Oblivious Robots Under Round Robin: Gathering on Rings

Abstract: Robots with very limited capabilities are placed on the vertices of a graph and are required to move toward a single, common vertex, where they remain stationary once they arrive. This task is referred to as the GATHERING problem. Most of the research on this topic has focused on feasibility challenges in the asynchronous setting, where robots operate independently of each other. A common assumption in these studies is that robots are equipped with multiplicity detection, the ability to recognize whether a vertex is occupied by more than one robot. Additionally, initial configurations are often restricted to ensure that no vertex hosts more than one robot.

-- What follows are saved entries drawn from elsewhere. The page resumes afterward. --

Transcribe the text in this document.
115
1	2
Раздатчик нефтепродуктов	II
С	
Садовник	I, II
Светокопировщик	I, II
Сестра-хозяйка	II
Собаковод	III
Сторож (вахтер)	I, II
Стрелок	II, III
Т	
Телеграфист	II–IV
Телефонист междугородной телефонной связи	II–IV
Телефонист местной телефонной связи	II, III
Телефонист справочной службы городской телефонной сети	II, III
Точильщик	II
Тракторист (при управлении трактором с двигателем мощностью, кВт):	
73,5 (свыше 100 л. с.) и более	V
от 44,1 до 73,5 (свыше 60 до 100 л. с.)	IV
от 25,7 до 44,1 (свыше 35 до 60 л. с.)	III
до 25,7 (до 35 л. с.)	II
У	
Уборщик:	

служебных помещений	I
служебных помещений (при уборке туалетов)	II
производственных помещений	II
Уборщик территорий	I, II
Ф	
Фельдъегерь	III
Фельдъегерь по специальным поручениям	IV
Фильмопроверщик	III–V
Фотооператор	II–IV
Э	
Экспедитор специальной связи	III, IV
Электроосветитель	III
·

A key difficulty arises from the possible symmetries in the robots' placement relative to the graph's topology. This paper investigates the GATHERING problem on Rings under a sequential scheduler, where only one robot at a time is active. While this sequential activation helps to break symmetries, we remove two common assumptions: robots do not have multiplicity detection, and in initial configurations, vertices can be occupied by multiplicities. We prove that such a generalized GATHERING problem cannot be solved under general sequential schedulers. However, we provide a complete characterization of the problem when a sequential Round Robin scheduler is used, where robots are activated one at a time in a fixed cyclic order that repeats indefinitely. Furthermore, we fully characterize the DISTINCT GATHERING problem, the most used variant of GATHERING, in which the initial configurations do not admit multiplicities.